Social Media Use: Helping Millennials Continue Baby Boomer Businesses
Did you know that baby boomers account for 40% of small business and franchise ownership in the United States? 35% of these businesses have been in operation for over ten years and in that time have built up a loyal customer base. Boomer-owned businesses employ 25 million people, and tens of millions more are dependent on these businesses’ existence and success. Baby boomer owned businesses are a crucial component of the American economy, but there has been a turning point in recent years.
Baby boomers are now reaching the point where they are looking to retire. Many of these small business owners do not have a transition or succession plan in place, most stating the reason is simply because they enjoy running their company. When it comes time for baby boomers to retire though, many are forced to sell their businesses, which can be difficult.
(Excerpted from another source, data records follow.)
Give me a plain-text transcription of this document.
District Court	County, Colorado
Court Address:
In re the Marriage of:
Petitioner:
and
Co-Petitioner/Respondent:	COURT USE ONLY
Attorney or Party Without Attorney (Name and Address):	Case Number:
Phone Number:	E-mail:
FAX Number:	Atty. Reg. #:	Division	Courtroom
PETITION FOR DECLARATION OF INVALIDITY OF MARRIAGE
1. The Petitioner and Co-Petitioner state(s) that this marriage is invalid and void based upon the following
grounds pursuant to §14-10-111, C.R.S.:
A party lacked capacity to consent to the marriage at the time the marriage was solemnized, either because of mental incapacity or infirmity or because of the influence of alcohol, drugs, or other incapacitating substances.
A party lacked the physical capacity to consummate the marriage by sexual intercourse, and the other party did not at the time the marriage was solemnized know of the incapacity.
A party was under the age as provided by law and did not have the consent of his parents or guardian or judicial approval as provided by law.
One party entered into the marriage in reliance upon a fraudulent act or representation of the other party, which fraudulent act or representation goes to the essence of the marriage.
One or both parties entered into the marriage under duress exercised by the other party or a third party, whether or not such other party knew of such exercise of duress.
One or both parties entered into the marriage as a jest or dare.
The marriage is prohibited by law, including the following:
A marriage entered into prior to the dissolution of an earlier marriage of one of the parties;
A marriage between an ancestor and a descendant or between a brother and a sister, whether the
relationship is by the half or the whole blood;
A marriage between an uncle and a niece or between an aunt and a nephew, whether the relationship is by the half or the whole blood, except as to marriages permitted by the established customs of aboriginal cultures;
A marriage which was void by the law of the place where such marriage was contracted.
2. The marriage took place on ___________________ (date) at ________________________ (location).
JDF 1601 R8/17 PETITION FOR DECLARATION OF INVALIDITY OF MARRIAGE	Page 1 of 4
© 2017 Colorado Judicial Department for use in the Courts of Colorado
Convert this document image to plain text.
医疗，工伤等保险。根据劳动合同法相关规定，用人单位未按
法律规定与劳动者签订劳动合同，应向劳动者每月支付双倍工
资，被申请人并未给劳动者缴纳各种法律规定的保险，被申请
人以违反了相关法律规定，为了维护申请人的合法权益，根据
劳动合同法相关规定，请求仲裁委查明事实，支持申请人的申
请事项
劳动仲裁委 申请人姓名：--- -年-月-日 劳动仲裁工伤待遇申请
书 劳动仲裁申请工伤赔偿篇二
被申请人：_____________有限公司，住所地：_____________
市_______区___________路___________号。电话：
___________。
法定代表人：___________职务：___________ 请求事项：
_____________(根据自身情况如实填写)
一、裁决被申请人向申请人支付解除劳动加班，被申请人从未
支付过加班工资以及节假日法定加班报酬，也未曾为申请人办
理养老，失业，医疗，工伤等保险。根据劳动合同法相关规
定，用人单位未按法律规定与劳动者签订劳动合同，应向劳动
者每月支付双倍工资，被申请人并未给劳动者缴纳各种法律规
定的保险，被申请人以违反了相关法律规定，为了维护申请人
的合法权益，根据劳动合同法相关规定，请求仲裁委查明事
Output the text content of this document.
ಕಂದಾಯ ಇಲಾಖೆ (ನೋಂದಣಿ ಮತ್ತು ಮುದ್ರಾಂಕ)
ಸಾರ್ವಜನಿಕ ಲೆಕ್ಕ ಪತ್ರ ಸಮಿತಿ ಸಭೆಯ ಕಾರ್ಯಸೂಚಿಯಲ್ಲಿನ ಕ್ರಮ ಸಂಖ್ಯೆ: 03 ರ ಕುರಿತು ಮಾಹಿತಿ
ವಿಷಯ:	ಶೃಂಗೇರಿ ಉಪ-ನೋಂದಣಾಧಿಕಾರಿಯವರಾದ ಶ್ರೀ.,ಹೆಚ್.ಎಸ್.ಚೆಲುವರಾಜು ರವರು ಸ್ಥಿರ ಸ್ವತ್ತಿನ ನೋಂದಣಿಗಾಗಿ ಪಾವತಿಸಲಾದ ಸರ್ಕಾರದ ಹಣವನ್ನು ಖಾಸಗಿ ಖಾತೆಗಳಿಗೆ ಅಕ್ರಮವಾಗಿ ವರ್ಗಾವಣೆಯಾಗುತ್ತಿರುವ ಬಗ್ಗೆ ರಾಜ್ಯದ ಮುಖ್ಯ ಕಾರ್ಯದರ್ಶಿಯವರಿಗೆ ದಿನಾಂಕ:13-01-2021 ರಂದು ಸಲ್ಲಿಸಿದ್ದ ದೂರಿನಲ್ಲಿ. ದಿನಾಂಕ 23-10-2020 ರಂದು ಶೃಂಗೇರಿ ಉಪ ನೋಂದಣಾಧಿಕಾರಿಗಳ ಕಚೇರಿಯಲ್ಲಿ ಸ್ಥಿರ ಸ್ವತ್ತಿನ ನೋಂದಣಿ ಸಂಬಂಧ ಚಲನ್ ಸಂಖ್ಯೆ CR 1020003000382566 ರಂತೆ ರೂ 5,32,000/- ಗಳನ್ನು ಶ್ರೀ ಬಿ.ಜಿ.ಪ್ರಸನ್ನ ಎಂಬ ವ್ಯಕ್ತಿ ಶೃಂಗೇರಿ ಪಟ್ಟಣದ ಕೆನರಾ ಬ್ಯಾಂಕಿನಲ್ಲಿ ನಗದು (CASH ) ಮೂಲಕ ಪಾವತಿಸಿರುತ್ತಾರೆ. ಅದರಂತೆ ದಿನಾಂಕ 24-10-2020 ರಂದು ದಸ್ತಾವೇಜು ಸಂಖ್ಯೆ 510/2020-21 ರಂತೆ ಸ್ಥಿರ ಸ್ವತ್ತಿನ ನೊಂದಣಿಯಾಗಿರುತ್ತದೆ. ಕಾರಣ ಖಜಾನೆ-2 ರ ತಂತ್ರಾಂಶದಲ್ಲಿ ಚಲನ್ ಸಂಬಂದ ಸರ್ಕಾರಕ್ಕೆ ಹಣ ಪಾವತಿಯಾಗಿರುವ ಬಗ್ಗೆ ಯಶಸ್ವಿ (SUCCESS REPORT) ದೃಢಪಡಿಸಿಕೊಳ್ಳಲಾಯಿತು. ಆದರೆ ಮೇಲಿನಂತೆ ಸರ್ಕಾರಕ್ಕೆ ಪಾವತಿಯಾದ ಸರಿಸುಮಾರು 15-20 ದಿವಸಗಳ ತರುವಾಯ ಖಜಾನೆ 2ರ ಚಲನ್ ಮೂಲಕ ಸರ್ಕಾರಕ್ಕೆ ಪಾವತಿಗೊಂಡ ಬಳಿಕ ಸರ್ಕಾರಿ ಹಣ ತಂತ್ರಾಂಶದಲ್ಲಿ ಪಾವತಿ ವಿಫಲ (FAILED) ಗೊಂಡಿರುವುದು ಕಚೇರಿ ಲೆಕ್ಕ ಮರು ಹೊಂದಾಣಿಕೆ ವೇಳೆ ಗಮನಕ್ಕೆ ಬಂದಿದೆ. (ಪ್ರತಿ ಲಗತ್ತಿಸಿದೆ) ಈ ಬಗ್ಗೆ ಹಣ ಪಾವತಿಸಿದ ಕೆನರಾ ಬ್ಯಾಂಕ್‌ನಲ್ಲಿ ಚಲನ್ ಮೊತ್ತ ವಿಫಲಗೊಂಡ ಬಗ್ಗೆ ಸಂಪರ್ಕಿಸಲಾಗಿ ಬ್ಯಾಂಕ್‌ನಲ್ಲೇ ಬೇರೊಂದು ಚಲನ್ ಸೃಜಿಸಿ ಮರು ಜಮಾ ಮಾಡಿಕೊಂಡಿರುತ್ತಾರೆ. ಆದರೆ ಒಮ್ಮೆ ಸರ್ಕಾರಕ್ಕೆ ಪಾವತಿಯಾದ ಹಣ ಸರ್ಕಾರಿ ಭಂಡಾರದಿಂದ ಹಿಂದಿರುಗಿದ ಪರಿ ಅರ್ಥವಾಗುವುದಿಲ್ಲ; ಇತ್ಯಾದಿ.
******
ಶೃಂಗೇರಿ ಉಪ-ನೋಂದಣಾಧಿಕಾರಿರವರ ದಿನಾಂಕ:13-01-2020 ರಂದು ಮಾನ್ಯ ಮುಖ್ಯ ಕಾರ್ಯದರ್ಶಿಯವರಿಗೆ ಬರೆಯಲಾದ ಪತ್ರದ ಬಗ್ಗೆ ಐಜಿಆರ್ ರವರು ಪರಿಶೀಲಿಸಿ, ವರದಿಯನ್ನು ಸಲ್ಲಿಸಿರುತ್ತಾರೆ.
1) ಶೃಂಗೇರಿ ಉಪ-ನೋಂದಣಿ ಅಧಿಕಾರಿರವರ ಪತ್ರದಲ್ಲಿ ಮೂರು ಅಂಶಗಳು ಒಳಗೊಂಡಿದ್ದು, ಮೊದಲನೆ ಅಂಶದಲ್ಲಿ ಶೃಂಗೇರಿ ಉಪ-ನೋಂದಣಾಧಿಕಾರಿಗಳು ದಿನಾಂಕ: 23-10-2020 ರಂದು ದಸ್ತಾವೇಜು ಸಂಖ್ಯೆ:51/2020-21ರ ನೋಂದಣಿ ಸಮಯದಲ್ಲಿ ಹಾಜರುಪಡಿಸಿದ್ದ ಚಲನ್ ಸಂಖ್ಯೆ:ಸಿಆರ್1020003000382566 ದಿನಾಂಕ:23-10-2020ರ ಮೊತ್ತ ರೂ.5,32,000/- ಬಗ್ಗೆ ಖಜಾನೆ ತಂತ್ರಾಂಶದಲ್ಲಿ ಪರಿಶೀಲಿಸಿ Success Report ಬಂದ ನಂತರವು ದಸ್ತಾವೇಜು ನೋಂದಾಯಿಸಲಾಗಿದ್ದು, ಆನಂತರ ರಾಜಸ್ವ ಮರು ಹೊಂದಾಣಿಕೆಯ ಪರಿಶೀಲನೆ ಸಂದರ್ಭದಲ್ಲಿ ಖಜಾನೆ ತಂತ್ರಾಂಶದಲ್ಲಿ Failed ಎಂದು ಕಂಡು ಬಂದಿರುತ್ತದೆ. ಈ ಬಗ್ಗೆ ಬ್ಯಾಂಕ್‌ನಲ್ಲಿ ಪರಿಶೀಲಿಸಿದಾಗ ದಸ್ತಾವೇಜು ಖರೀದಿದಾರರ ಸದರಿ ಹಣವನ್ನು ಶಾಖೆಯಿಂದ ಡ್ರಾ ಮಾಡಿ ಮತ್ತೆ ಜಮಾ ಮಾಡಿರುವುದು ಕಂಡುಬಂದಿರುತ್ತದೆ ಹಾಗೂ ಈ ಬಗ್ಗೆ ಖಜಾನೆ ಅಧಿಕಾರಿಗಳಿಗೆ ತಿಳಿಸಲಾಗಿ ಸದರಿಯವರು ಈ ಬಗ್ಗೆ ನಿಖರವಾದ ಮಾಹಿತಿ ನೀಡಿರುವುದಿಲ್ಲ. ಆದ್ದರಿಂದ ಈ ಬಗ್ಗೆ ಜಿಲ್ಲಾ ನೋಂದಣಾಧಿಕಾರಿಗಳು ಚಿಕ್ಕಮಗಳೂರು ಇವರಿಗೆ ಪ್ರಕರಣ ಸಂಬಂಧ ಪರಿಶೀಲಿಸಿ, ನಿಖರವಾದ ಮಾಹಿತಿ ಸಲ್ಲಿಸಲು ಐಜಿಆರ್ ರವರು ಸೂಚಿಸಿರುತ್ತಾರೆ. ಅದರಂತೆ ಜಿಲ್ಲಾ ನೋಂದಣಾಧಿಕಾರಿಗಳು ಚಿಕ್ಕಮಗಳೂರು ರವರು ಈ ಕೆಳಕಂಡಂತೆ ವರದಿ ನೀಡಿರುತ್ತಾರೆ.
Small businesses are often too small to be on the radar for private equity funds and owners are often hesitant to sell unless they know the person taking over will continue running their business smoothly. Luckily, there has beena a shift in recent years that has left more of the younger generation looking to take over these businesses.
Millennials are increasingly leaving their corporate jobs and becoming their own bosses. Starting a brand new business can be a daunting task, and so many millennials are buying already established businesses that baby boomers are looking to sell. The already existing success of a business due to loyal customers is a huge plus for aspiring new owners, and with millennials’ use of social media there is room for even more success. After taking over a new business, millennials can utilize social media more so than baby boomers to market and advertise their business.
The transition from baby boomers to millennial small business owners can be made much easier with the use of social media marketing and advertising. Using these tools along with an already established customer base can ensure that these long standing businesses will continue to remain profitable and important pillars of the American economy.